Sian Philips noted the potential for hemp-related rural tourism, drawing parallels with existing agricultural and distillery models.
Nick Joyce (GRWN Group) stressed that hemp construction materials are cost-prohibitive without additional revenue from carbon credits. He urged the group to focus on credible, auditable carbon value to unlock investment and uptake.
6. Key Themes & Takeaways
Regulatory reform (especially POCA) is essential for investment.
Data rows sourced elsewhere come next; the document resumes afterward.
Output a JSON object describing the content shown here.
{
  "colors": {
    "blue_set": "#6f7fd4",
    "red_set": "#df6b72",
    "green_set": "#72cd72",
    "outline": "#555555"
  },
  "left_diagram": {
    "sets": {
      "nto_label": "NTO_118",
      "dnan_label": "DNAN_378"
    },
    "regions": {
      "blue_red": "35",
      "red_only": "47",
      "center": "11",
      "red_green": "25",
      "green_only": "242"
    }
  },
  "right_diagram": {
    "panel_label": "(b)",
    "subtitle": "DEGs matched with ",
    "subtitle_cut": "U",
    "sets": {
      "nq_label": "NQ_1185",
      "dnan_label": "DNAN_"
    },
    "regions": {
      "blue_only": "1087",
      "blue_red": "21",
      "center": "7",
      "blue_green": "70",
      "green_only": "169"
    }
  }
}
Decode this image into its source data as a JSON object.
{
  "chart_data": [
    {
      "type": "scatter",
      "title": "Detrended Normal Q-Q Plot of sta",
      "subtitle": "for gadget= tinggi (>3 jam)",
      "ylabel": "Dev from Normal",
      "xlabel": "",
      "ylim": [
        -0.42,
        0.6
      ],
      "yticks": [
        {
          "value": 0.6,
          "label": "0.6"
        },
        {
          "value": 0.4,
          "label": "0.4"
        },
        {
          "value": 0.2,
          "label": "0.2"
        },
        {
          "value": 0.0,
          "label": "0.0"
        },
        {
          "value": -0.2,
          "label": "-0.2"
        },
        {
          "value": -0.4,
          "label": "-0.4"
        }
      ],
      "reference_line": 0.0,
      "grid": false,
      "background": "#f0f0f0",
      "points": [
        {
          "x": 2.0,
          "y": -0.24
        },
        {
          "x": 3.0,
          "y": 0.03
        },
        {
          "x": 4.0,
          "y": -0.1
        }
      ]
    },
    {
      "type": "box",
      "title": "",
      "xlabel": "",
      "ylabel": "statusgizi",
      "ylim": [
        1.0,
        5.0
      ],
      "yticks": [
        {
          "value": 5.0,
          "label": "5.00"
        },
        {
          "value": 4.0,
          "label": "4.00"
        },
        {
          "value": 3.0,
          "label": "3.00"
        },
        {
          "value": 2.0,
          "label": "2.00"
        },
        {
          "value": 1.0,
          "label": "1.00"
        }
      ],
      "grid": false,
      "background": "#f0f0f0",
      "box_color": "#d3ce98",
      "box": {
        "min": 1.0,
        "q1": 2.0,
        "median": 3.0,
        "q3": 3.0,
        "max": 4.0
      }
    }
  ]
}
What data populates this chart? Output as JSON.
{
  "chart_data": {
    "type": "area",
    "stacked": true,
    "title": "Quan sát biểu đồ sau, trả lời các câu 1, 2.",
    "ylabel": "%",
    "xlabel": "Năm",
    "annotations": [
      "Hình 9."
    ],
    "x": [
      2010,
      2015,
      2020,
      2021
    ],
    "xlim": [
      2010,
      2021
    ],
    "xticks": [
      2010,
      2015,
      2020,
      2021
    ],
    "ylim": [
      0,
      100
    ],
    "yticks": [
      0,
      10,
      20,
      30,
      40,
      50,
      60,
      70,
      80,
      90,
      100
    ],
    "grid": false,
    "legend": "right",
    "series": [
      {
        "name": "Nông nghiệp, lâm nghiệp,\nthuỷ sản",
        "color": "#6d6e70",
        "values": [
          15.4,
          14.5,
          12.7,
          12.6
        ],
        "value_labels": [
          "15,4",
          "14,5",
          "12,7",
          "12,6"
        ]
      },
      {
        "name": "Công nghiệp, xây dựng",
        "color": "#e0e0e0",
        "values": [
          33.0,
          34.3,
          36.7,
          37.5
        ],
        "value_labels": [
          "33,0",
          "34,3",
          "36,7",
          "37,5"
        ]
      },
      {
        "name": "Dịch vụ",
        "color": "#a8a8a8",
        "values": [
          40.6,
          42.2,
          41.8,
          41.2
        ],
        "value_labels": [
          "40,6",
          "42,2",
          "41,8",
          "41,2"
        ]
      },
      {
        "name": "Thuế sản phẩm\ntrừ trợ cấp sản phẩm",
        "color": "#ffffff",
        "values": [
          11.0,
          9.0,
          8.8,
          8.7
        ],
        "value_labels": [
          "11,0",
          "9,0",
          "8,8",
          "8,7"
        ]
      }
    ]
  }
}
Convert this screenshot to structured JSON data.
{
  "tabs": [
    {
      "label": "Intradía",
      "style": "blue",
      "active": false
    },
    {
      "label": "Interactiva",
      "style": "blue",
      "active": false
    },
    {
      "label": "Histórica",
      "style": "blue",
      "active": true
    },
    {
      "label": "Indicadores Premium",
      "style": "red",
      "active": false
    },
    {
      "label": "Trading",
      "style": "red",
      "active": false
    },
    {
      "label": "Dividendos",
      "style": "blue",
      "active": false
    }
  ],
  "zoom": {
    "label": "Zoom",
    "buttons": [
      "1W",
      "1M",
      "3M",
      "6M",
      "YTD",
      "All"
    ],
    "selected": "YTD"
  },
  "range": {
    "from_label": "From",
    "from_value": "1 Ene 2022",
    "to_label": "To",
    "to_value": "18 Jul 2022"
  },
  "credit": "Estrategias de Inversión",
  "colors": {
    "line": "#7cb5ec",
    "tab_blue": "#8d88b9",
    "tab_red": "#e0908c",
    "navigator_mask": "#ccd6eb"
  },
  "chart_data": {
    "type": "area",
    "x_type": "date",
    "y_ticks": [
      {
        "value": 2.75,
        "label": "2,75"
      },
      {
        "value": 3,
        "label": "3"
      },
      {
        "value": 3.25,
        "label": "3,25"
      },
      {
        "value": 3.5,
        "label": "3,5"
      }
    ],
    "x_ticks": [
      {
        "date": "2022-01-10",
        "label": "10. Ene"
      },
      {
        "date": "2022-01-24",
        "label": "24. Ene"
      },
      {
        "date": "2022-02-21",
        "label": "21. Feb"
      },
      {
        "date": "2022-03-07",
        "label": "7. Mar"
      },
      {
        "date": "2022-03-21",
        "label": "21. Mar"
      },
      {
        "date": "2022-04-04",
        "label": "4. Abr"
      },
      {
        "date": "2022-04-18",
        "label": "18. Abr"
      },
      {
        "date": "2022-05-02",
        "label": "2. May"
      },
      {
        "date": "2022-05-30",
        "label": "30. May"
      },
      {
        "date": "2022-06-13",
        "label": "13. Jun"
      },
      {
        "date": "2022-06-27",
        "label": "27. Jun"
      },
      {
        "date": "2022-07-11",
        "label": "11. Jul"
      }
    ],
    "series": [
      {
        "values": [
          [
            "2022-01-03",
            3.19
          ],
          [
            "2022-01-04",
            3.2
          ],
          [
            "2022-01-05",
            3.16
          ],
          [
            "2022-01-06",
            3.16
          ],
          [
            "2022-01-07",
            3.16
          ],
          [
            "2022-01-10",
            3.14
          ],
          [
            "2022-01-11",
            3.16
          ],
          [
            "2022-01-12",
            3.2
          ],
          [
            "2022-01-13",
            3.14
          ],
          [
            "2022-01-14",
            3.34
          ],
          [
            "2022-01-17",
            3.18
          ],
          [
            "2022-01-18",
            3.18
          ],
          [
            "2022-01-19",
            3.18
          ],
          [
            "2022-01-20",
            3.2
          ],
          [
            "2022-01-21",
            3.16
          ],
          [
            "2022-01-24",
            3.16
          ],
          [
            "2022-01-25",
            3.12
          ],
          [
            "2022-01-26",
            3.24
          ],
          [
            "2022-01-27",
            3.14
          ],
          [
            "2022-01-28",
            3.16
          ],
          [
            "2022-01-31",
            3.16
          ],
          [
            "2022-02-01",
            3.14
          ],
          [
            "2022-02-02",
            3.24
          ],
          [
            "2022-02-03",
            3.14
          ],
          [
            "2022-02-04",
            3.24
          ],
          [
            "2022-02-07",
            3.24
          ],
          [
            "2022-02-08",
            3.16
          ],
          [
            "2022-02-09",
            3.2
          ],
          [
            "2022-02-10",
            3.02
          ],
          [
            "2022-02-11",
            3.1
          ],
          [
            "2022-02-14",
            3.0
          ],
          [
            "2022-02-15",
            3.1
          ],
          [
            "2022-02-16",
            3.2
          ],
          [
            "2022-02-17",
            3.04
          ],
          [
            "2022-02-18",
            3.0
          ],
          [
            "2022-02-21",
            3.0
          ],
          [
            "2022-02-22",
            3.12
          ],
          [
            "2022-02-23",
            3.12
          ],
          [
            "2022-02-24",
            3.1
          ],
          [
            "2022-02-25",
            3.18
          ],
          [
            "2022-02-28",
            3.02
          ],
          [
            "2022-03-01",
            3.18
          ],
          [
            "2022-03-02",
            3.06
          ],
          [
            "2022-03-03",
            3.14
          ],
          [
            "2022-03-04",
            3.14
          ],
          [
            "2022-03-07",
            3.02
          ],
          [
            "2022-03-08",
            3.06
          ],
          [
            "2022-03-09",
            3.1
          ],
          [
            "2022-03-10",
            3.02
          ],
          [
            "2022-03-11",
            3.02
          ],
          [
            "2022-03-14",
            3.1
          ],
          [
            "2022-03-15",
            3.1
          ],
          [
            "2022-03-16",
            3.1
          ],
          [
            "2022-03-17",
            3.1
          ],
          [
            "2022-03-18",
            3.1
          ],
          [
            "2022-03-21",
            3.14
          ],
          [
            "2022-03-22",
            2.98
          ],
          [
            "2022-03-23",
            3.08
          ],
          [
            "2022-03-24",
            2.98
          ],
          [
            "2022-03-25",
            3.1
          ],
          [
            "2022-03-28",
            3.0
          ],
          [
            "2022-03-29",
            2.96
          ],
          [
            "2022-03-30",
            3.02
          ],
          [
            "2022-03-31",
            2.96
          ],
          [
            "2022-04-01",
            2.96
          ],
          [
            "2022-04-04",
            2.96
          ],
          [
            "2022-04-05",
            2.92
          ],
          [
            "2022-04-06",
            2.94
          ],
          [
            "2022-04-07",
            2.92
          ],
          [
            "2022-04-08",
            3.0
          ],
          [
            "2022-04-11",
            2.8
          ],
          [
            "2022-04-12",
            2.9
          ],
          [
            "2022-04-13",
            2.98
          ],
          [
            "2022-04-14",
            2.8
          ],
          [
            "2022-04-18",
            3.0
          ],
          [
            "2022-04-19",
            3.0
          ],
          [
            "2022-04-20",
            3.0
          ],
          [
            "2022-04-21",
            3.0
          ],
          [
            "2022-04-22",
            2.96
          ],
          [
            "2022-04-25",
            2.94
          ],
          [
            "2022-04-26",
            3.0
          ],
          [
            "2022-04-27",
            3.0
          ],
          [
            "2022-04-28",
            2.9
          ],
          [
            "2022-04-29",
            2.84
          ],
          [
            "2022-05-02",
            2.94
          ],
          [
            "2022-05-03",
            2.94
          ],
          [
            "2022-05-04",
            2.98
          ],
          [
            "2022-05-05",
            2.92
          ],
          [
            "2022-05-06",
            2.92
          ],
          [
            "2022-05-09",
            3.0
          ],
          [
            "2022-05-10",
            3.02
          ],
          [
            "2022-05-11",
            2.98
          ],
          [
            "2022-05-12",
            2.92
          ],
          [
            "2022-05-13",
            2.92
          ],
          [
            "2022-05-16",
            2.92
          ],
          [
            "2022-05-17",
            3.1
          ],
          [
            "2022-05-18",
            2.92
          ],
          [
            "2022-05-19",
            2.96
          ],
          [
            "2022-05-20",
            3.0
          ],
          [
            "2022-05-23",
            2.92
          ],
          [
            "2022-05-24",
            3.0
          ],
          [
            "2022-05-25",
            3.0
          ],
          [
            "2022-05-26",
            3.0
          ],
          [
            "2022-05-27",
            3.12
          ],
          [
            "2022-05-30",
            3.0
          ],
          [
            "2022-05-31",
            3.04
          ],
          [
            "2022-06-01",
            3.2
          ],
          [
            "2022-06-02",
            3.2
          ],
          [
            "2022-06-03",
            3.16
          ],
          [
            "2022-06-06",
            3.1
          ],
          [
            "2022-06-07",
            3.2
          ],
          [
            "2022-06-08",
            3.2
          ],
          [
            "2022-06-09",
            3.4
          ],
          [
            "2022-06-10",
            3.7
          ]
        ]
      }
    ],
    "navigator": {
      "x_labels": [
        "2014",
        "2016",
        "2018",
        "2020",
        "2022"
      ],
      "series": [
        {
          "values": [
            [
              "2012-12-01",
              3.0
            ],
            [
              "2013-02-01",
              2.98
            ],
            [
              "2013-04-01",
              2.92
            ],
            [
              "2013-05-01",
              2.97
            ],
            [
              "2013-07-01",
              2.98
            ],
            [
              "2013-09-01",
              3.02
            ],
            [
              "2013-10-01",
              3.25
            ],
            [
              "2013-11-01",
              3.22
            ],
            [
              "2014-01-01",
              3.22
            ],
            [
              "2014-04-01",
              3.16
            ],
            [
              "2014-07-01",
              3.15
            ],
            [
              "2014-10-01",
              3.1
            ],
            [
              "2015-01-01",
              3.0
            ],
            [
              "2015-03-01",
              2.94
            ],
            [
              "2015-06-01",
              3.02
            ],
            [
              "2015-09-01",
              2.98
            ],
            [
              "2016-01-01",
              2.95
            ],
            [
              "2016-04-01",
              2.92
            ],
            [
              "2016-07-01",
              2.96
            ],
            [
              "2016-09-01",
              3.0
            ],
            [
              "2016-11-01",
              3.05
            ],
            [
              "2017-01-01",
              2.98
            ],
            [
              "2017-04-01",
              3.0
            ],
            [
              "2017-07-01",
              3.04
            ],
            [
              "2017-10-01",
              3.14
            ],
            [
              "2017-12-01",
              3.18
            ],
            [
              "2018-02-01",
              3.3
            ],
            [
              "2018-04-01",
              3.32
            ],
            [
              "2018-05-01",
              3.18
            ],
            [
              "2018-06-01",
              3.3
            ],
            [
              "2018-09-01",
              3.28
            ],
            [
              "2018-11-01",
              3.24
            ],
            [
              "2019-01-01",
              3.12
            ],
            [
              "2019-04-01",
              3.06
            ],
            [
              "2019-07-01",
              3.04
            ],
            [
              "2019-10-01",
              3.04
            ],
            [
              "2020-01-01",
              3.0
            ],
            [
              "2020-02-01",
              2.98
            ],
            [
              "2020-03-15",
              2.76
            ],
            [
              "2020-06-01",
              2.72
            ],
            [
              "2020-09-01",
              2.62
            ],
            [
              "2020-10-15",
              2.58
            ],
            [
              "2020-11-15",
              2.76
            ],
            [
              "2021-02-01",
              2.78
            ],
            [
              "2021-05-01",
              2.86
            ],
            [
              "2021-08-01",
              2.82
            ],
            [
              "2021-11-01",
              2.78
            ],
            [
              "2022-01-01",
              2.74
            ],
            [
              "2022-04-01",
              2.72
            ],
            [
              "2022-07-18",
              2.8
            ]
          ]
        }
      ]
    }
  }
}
Carbon credits and co-products like biochar and building materials are the clearest paths to scale and acceptance.
Veteran employment, rural job creation, and net zero housing present opportunities for bipartisan policy support.
Coordination across government departments and regions is needed to build a consistent supply chain and commercial confidence.
Education and de-stigmatisation are required to separate industrial hemp from cannabis confusion.
7. Next Steps
Secretariat (Tenacious Carbon) to follow up with:
Formal registration of 20 parliamentary members
Coordination of a White Paper with actionable policy proposals
Scheduling of next meeting (target date: early June 2025)
8. Meeting Close
Chair Bayo Alaba MP thanked attendees:
“I look forward to working with government, passing on your insights, and crafting the policy needed to embrace this opportunity.”